The SaaS version of Run:ai moves the bulk of the burden of disaster recovery to Run:ai. Backup of data is hence not an issue in such environments.

With the self-hosted version, it is the responsibility of the IT organization to back up data for a possible disaster and to learn how to recover when needed.

Backup¶

Database¶

Run:ai uses an internal PostgreSQL database. The database is stored on a Kubernetes Persistent Volume (PV). You must provide a backup solution for the database. Typically by backing up the persistent volume holding the database storage.

Metrics¶

Run:ai stores metric history using Thanos. Thanos is configured to store data on a persistent volume. The recommendation is to back up the PV.

Additional Configuration¶

During the installation of Run:ai you have created two value files:

One for the Run:ai control plane. See Kubernetes or OpenShift,
One for the cluster (see Kubernetes or OpenShift).
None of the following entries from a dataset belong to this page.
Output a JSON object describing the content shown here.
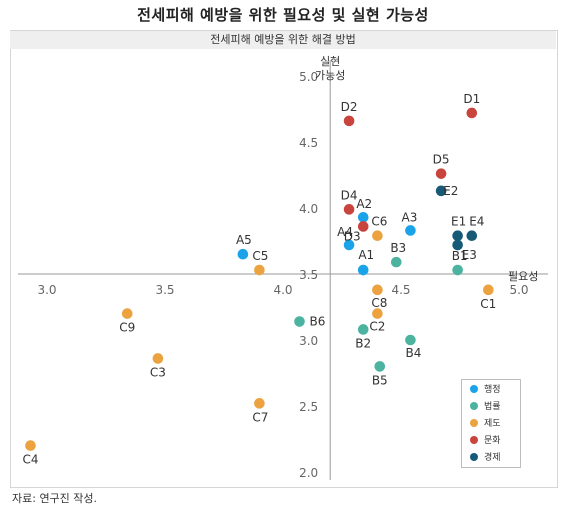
{
  "title": "전세피해 예방을 위한 필요성 및 실현 가능성",
  "subtitle": "전세피해 예방을 위한 해결 방법",
  "source": "자료: 연구진 작성.",
  "chart_data": {
    "type": "scatter",
    "xlabel": "필요성",
    "ylabel_line1": "실현",
    "ylabel_line2": "가능성",
    "xlim": [
      2.9,
      5.2
    ],
    "ylim": [
      2.0,
      5.0
    ],
    "x_ticks": [
      3.0,
      3.5,
      4.0,
      4.5,
      5.0
    ],
    "y_ticks": [
      2.0,
      2.5,
      3.0,
      3.5,
      4.0,
      4.5,
      5.0
    ],
    "x_tick_labels": [
      "3.0",
      "3.5",
      "4.0",
      "4.5",
      "5.0"
    ],
    "y_tick_labels": [
      "2.0",
      "2.5",
      "3.0",
      "3.5",
      "4.0",
      "4.5",
      "5.0"
    ],
    "axis_cross": {
      "x": 4.2,
      "y": 3.5
    },
    "series": [
      {
        "name": "행정",
        "color": "#1aa3e8",
        "points": [
          {
            "label": "A1",
            "x": 4.34,
            "y": 3.53
          },
          {
            "label": "A2",
            "x": 4.34,
            "y": 3.93
          },
          {
            "label": "A3",
            "x": 4.54,
            "y": 3.83
          },
          {
            "label": "A4",
            "x": 4.28,
            "y": 3.72
          },
          {
            "label": "A5",
            "x": 3.83,
            "y": 3.65
          }
        ]
      },
      {
        "name": "법률",
        "color": "#4bb3a0",
        "points": [
          {
            "label": "B1",
            "x": 4.74,
            "y": 3.53
          },
          {
            "label": "B2",
            "x": 4.34,
            "y": 3.08
          },
          {
            "label": "B3",
            "x": 4.48,
            "y": 3.59
          },
          {
            "label": "B4",
            "x": 4.54,
            "y": 3.0
          },
          {
            "label": "B5",
            "x": 4.41,
            "y": 2.8
          },
          {
            "label": "B6",
            "x": 4.07,
            "y": 3.14
          }
        ]
      },
      {
        "name": "제도",
        "color": "#eba23f",
        "points": [
          {
            "label": "C1",
            "x": 4.87,
            "y": 3.38
          },
          {
            "label": "C2",
            "x": 4.4,
            "y": 3.2
          },
          {
            "label": "C3",
            "x": 3.47,
            "y": 2.86
          },
          {
            "label": "C4",
            "x": 2.93,
            "y": 2.2
          },
          {
            "label": "C5",
            "x": 3.9,
            "y": 3.53
          },
          {
            "label": "C6",
            "x": 4.4,
            "y": 3.79
          },
          {
            "label": "C7",
            "x": 3.9,
            "y": 2.52
          },
          {
            "label": "C8",
            "x": 4.4,
            "y": 3.38
          },
          {
            "label": "C9",
            "x": 3.34,
            "y": 3.2
          }
        ]
      },
      {
        "name": "문화",
        "color": "#c9443c",
        "points": [
          {
            "label": "D1",
            "x": 4.8,
            "y": 4.72
          },
          {
            "label": "D2",
            "x": 4.28,
            "y": 4.66
          },
          {
            "label": "D3",
            "x": 4.34,
            "y": 3.86
          },
          {
            "label": "D4",
            "x": 4.28,
            "y": 3.99
          },
          {
            "label": "D5",
            "x": 4.67,
            "y": 4.26
          }
        ]
      },
      {
        "name": "경제",
        "color": "#175a77",
        "points": [
          {
            "label": "E1",
            "x": 4.74,
            "y": 3.79
          },
          {
            "label": "E2",
            "x": 4.67,
            "y": 4.13
          },
          {
            "label": "E3",
            "x": 4.74,
            "y": 3.72
          },
          {
            "label": "E4",
            "x": 4.8,
            "y": 3.79
          }
        ]
      }
    ]
  }
}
You will want to save these files or extract a current version of the file by using the upgrade script.

Recovery¶

To recover Run:ai

Re-create the Kubernetes/OpenShift cluster.
Recover the persistent volumes for metrics and database.
Re-install the Run:ai control plane. Use the stored values file. If needed, modify the values file to connect to the restored PostgreSQL PV. Connect Prometheus to the stored metrics PV.
Re-install the cluster. Use the stored values file or download a new file from the Administration UI.
If the cluster is configured such that Projects do not create a namespace automatically, you will need to re-create namespaces and apply role bindings as discussed in Kubernetes or OpenShift.